La anécdota con la que arrancan hoy las romanzas tiene poco de cultural, mucho de autobiográfico y todo de veneración. Tendría yo entonces alrededor de doce años, calculo, y aunque aún no había empezado, como es obvio, Filología, ni tenía un callo lector suficiente como para reconocer al personaje que está a punto de aparecer en escena, lo cierto es que identificaba bien a Miguel Delibes porque había leído en clase El camino, obra que me marcó profundamente por motivos de analogía vital. El caso es que aquel verano, en mi pueblo de Segovia, era todavía un verano feliz: jugábamos al Tour de Francia y todos queríamos ser Perico Delgado, observábamos a las ancianas tomando el fresco por la noche, creíamos en el peterpanismo más agresivo, bebíamos Martini blanco a escondidas, etc. Una mañana, quizá de julio, alguien llegó al frontón voceando: «El escritor, el escritor, ha vuelto el escritor». Todos sabían a quién se refería el muchacho. Yo, sin embargo, lo obviaba. Subimos al bar de la carretera sin frenar una sola vez la bicicleta, ansiosos por presenciar tan ilustre retorno. Y allí estaba. Era Miguel Delibes, con el uniforme de caza, la escopeta al hombro, un pitillo en la comisura de los labios que mantenía humeante al hablar, y una mirada entre huraña y melancólica que se perdía en el fondo del chato de vino. Era imposible admirar más a una figura de lo que nosotros, o al menos yo, admiramos a aquel hombre.
Pasaron varias vidas, y mi admiración por Delibes se hizo corpórea en la estantería que ahora mismo descansa a mi espalda. Diría con orgullo que he leído prácticamente toda su obra, que me parece un absoluto maestro del oficio narrativo, y que probablemente es el mejor novelista del siglo XX en castellano incluyendo noventayochistas, booms latinoamericanos y lo que se me eche a la cara. Por eso no pude por menos que temblar de alegría al comprobar que Las guerras de nuestros antepasados, la obra del propio Miguel, iba a ser adaptada al teatro, interpretada por Carmelo Gómez y Miguel Hermoso. Una noticia maravillosa para cualquier delibesiano de rancio abolengo, como es mi caso.

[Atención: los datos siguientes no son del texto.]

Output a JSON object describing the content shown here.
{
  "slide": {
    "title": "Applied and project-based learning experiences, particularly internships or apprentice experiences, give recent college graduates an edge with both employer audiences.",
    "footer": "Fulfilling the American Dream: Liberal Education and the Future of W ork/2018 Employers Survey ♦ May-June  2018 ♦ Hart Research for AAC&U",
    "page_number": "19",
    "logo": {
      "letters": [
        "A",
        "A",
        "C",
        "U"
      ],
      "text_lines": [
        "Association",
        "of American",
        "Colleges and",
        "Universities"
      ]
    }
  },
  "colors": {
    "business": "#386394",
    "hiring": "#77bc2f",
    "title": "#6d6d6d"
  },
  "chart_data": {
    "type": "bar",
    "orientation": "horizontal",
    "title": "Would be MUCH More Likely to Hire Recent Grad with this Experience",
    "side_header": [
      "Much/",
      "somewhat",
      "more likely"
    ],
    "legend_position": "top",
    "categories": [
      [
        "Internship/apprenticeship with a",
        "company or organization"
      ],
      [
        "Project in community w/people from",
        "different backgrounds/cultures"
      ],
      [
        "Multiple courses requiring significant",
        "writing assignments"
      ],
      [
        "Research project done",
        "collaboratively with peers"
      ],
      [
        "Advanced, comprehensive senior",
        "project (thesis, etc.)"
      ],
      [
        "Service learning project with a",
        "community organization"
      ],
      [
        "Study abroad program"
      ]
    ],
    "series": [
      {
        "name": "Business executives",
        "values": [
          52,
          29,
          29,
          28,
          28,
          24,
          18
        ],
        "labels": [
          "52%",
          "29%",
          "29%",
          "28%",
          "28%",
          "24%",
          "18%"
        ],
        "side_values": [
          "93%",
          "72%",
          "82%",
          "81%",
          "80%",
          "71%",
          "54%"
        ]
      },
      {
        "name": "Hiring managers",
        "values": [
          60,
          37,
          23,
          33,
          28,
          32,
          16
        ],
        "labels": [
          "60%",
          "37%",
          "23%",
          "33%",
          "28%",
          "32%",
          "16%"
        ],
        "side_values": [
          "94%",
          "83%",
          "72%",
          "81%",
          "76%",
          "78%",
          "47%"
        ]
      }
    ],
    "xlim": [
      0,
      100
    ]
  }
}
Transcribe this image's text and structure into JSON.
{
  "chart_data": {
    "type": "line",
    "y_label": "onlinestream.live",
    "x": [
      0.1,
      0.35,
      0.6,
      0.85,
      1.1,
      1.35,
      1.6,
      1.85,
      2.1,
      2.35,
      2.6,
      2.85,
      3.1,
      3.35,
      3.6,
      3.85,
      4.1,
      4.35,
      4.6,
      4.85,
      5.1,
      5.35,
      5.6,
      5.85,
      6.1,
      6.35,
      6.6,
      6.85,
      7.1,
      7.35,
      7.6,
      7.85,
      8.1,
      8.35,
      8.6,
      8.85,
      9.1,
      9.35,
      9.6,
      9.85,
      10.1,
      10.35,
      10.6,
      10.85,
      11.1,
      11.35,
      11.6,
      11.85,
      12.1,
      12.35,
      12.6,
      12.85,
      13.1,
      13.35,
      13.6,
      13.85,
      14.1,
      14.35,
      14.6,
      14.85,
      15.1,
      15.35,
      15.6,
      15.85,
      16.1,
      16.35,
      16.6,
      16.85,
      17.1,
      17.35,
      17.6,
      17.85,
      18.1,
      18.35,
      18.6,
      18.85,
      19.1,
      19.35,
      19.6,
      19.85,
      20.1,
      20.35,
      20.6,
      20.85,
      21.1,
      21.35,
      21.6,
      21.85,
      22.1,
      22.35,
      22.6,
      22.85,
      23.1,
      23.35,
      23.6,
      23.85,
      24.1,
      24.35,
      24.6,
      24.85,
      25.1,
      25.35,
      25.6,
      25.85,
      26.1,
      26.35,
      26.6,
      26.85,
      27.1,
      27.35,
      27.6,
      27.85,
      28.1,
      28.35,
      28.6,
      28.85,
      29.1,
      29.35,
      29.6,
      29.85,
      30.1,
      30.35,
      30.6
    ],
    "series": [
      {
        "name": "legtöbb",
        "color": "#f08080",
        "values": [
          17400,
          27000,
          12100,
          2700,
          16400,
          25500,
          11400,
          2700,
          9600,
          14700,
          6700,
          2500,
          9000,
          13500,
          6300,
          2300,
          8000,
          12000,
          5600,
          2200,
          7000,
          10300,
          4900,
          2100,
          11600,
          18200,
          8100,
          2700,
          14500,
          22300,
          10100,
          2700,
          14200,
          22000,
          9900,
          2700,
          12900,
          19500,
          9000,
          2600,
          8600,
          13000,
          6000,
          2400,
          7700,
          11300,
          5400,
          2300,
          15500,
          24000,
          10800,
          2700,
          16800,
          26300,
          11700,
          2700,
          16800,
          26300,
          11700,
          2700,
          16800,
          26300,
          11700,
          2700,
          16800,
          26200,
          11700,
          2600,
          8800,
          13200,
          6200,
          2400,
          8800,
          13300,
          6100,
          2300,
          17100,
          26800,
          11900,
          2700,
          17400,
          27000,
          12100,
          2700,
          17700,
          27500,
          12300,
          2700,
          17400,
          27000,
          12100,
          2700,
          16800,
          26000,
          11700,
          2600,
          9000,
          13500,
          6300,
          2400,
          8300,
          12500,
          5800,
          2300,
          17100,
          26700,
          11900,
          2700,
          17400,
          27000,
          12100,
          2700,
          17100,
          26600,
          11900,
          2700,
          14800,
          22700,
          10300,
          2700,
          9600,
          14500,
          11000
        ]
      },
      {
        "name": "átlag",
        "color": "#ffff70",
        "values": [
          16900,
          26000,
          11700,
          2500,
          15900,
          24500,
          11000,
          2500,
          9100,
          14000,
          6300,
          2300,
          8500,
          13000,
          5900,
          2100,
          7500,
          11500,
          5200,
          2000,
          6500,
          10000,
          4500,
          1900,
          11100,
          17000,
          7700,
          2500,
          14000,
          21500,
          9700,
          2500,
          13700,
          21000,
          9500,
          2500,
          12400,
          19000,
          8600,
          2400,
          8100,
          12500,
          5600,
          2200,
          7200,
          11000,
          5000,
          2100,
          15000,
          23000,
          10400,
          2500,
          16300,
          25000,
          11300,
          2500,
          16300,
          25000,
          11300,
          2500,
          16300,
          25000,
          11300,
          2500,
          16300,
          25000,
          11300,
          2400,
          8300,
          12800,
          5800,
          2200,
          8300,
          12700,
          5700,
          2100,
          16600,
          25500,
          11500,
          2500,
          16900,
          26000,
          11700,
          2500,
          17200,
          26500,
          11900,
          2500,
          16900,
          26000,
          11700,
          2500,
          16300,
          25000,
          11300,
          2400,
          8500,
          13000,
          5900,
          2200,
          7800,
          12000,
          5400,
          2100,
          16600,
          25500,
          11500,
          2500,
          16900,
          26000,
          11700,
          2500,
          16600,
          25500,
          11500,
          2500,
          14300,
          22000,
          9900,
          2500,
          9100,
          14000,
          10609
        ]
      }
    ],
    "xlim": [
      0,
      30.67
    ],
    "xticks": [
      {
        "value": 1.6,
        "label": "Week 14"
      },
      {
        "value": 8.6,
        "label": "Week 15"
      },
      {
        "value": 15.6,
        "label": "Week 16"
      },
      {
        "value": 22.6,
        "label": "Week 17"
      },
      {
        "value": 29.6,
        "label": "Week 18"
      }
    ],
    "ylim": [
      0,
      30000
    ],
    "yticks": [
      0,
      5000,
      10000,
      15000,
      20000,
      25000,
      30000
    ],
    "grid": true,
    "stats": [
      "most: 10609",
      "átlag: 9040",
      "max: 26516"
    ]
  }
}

No negaré que Las guerras de nuestros antepasados no es una de mis obras favoritas del autor. Creo que en el texto original Delibes se pierde intentando llevar al papel la oralidad del lenguaje, para desgracia de la trama. No obstante, ese mensaje que siempre supo extraer el maestro, a medio camino entre el pacifismo, el orgullo del de abajo y la crítica a los estamentos de poder hispánicos, se percibe claramente en la obra. El argumento quizá lo conozcan. Un recluso llamado Pacífico se pudre en la cárcel tras haber asesinado a un hombre. Cuestionado por su psiquiatra, Pacífico y por ende Miguel Delibes van engarzando una cadena de violencia, justificada por el hecho de que todos los antepasados tuvieron su guerra: el padre tuvo la Guerra Civil, el abuelo la de Marruecos y el bisabuelo la última Carlista. El presente es sólo un eslabón más en la cadena. Bajo ese prisma, Delibes critica la violencia por la violencia, la herencia agresiva del pueblo y el talante belicoso de España. Ahora que el país vive uno de sus periodos de paz más largos en la historia, pero también ahora que algunos intentan resucitar aquel viejo talante conflictivo a través de políticas no poco guerracivilistas, y quién sabe si no se vislumbran ya las guerras de nuestros hijos, me pregunto qué hacer para volver al espíritu de Delibes. Se me ocurre así, por lo pronto, que una solución sea leerlo. Pero quizá esté pidiendo demasiado.
No se preocupe: quienes quieren resucitar la guerra civil no tienen carne de cañón para hacerla.